Wir schauten uns um ein Platzerl auf der Terrasse um und plötzlich begrüßte mich einer, den ich bis gestern nur virtuell (dank Facebook)  und nun auch leibhaftig kenne. Der Tom mit seinen Kumpels bot uns gleich einen Platz an ihrem Tisch an und es folgte ein munterer Stammtisch beim wohlverdienten Bierchen. Nun gaben wir – im vermeintlich kleinen Kreis, doch unser Ziel bekannt, was zur Folge hatte, daß sich die „Neugiernasen“ (offensichtlich mit guten Ohren), gleich wieder mit allerlei Karten einfanden um den Weg erklärt zu kriegen.
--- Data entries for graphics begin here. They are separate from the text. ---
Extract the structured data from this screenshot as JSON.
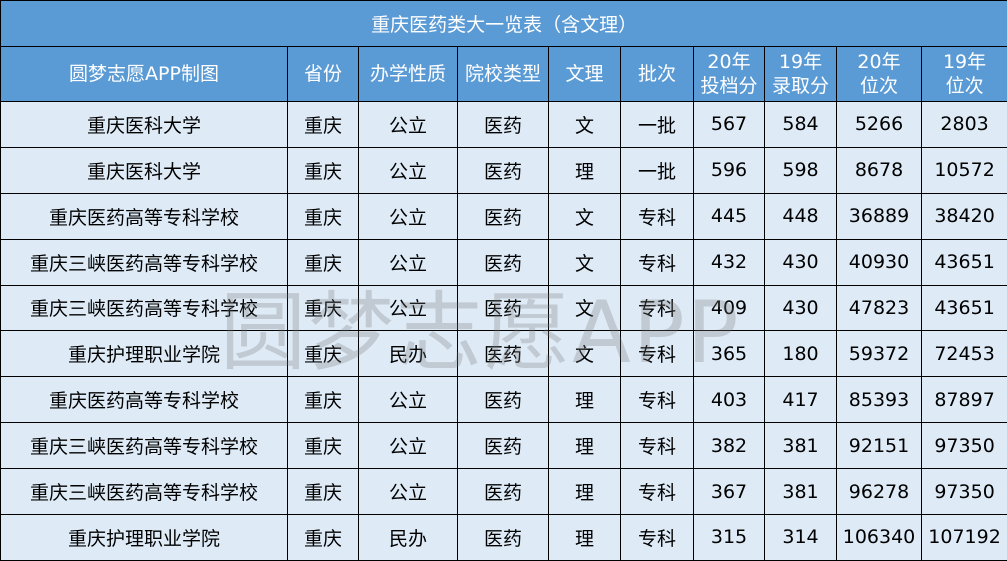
{
  "title": "重庆医药类大一览表（含文理）",
  "watermark": "圆梦志愿APP",
  "colors": {
    "header_bg": "#5b9bd5",
    "row_bg": "#deebf7",
    "header_text": "#ffffff"
  },
  "headers": [
    "圆梦志愿APP制图",
    "省份",
    "办学性质",
    "院校类型",
    "文理",
    "批次",
    "20年\n投档分",
    "19年\n录取分",
    "20年\n位次",
    "19年\n位次"
  ],
  "rows": [
    [
      "重庆医科大学",
      "重庆",
      "公立",
      "医药",
      "文",
      "一批",
      "567",
      "584",
      "5266",
      "2803"
    ],
    [
      "重庆医科大学",
      "重庆",
      "公立",
      "医药",
      "理",
      "一批",
      "596",
      "598",
      "8678",
      "10572"
    ],
    [
      "重庆医药高等专科学校",
      "重庆",
      "公立",
      "医药",
      "文",
      "专科",
      "445",
      "448",
      "36889",
      "38420"
    ],
    [
      "重庆三峡医药高等专科学校",
      "重庆",
      "公立",
      "医药",
      "文",
      "专科",
      "432",
      "430",
      "40930",
      "43651"
    ],
    [
      "重庆三峡医药高等专科学校",
      "重庆",
      "公立",
      "医药",
      "文",
      "专科",
      "409",
      "430",
      "47823",
      "43651"
    ],
    [
      "重庆护理职业学院",
      "重庆",
      "民办",
      "医药",
      "文",
      "专科",
      "365",
      "180",
      "59372",
      "72453"
    ],
    [
      "重庆医药高等专科学校",
      "重庆",
      "公立",
      "医药",
      "理",
      "专科",
      "403",
      "417",
      "85393",
      "87897"
    ],
    [
      "重庆三峡医药高等专科学校",
      "重庆",
      "公立",
      "医药",
      "理",
      "专科",
      "382",
      "381",
      "92151",
      "97350"
    ],
    [
      "重庆三峡医药高等专科学校",
      "重庆",
      "公立",
      "医药",
      "理",
      "专科",
      "367",
      "381",
      "96278",
      "97350"
    ],
    [
      "重庆护理职业学院",
      "重庆",
      "民办",
      "医药",
      "理",
      "专科",
      "315",
      "314",
      "106340",
      "107192"
    ]
  ]
}
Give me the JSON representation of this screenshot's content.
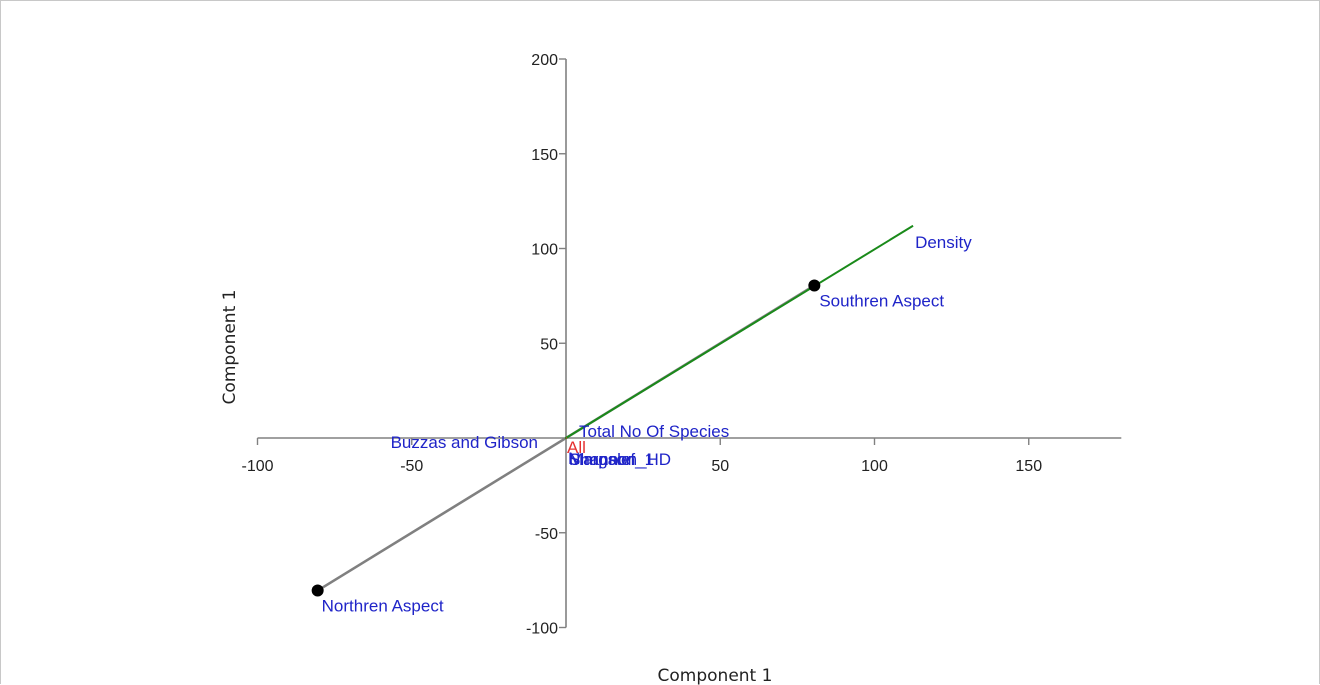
{
  "chart_data": {
    "type": "scatter",
    "subtype": "biplot",
    "xlabel": "Component 1",
    "ylabel": "Component 1",
    "xlim": [
      -100,
      180
    ],
    "ylim": [
      -100,
      200
    ],
    "x_ticks": [
      -100,
      -50,
      50,
      100,
      150
    ],
    "y_ticks": [
      -100,
      -50,
      50,
      100,
      200
    ],
    "y_ticks_all": [
      -100,
      -50,
      50,
      100,
      150,
      200
    ],
    "grid": false,
    "axis_color": "#808080",
    "points": [
      {
        "label": "Southren Aspect",
        "x": 80.5,
        "y": 80.5
      },
      {
        "label": "Northren Aspect",
        "x": -80.5,
        "y": -80.5
      }
    ],
    "vectors": [
      {
        "label": "Density",
        "x": 112.5,
        "y": 112.0,
        "color": "#1a8a1a"
      },
      {
        "label": "Total No Of Species",
        "x": 0.8,
        "y": 0.8,
        "color": "#1a8a1a"
      },
      {
        "label": "Buzzas and Gibson",
        "x": -0.3,
        "y": 0.2,
        "color": "#1a8a1a"
      },
      {
        "label": "Shannon_HD",
        "x": 0.2,
        "y": -0.2,
        "color": "#1a8a1a"
      },
      {
        "label": "Simpson_1",
        "x": 0.1,
        "y": -0.3,
        "color": "#1a8a1a"
      },
      {
        "label": "Margalef",
        "x": 0.1,
        "y": -0.2,
        "color": "#1a8a1a"
      },
      {
        "label": "N",
        "x": 0.3,
        "y": 0.1,
        "color": "#1a8a1a"
      },
      {
        "label": "All",
        "x": 0.2,
        "y": -0.1,
        "color": "#e53030"
      }
    ],
    "label_color": "#1f24c8",
    "point_color": "#000000",
    "path_color": "#808080"
  }
}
Aber auch wir fratschelten die Jungs aus, wo sie denn waren. „Leck-Ostgrat“ – wollten sie halt zumindest. Aber das Seil unten lassen ist dabei keine allzugute Idee. Und vom Ostgrat in die Süd-(Abstiegs)Wand hinauszuqueren, seilfrei, schon ein haariges Unterfangen. Cool gelöst – Gratulation zu so viel Mut. Nach einem Doppelkrampf in meinen Beinen brechen wir auf, eine Etage tiefer wartet noch eine zweite Terrassenjause auf uns mit Würstel und Heidelbeeromelette.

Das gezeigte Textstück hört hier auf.